Alyson’s 5/02 Tarot:狹隘 Narrowness (34-57)
問題:我5/01的未來日記主題
抽牌:狹隘 Narrowness
今日的我在與朋友歡笑遊玩中察覺到自己窄小的眼界。
平時課堂上已是學習跟不上,今日的談笑中,發現思緒也跟不上朋友們。
到底是過去太消耗?還是現在太平淡?
確實原因如何,不知道,也不必花費心思了解,從現在起,將身體元氣補起來才是唯一之道。
以前忙著工作,能與人交談的內容很乏味。
現在忙著學習,能與人交談的內容很侷限。
之前忙著發呆,能與人交談的內容很無味。
說穿了,是自己的問題,而非忙碌與否。
看來,我是個”挑食”的孩子,只吃喜歡吃的,只聽喜歡聽到的,只看喜歡看到的,只記得想記得的。
不想關心的,不上心。
不想理解的,不入腦。
我的思緒既單純又直接,既單一又狹隘。
就像『狹隘』這張塔羅牌,九根水晶柱體從山頂天花板而降,每一根有著不同顏色,且又粗壯。
表示在我腦海中,每種知識,每種經驗累積起來有一定的厚度,有一定的含金量。
可是,就如同九根水晶柱那般,每柱之間沒有相連處,每柱之間沒有相同處,就也表示我的腦裡東西種類不少,內容不少,可是每種之間沒有任何關係,每種之間沒有任何連結。
不像是綿延的山脊,峰峰連連到天邊,那樣的漸進,連結與貫通。
『狹隘』~
九根不同的水晶,九種不同的功能,但,心智是封閉的,心房有著許多道門,隔著許多房間,卻是孤立且彼此間無法串連。
心智,思考,被一個一個柵欄給制約著,固定,不變,且狹小。
怎麼辦?
怎麼辦?
怎麼辦?
既然精力、精神不充足,既然時間如此有限,那就把心智範圍縮小,再縮小,專注,是現在唯一的武器。
用十足的專注,對於手上在努力的事情,更用心練習與學習。
讓堅硬的心智保持透徹,保持接收。
洞見與察覺會慢慢擴張,擴張,再擴張。
Alyson's 5/02 Tarot: Narrowness (34-57)
Question: Theme of my journal on 5/01
Card Drawn: Narrowness
Today, amidst laughter and play with friends, I became aware of my narrow perspective.
Normally struggling to keep up in class, today's banter revealed my thoughts lagging behind my friends'.
Is it the past draining me, or is the present too mundane?
The exact reason eludes me, and there's no need to dwell on it.
From now on, replenishing my physical and mental energy is the only way forward.
Before, consumed by work, my conversations were bland.
Now, engrossed in learning, my conversational topics are limited.
Previously lost in reverie, my discussions were tasteless.
It's my issue, not just a matter of busyness.

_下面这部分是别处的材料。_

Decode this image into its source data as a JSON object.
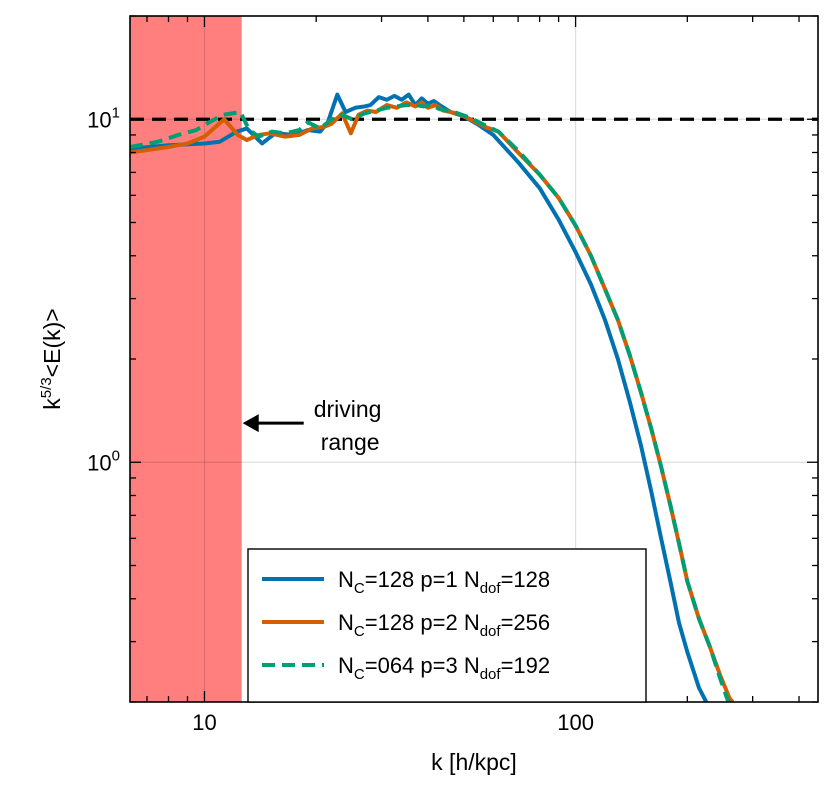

It seems I'm a "picky" child, only indulging in what I like, only listening to what I want to hear, only seeing what I want to see, only remembering what I want to remember.
What I don't want to care about, I ignore.
What I don't want to understand, I dismiss.
My thoughts are both simple and direct, yet singular and narrow.
Much like the "Narrowness" Tarot card,
With its nine crystal pillars descending from the ceiling, each a different color and thickness.
It symbolizes the accumulation of various knowledge and experiences in my mind, each with its own value.
However, like the pillars, they stand separate, lacking connection or continuity.
"Narrowness" - nine distinct crystals, nine different functions, yet the mind is closed off, compartmentalized, with many doors and rooms but isolated and disjointed.
The mind, the thoughts, constrained by fences, fixed, unchanging, and narrow.
What to do?
What to do?
What to do?
Since energy and time are limited, I'll narrow my mental scope, focus, concentrate—it's the only weapon I have now.
With full concentration, I'll apply myself even more to what I'm working on, practicing and learning diligently.
Let the rigid mind remain clear and receptive.
Insight and awareness will gradually expand, expand, and expand further.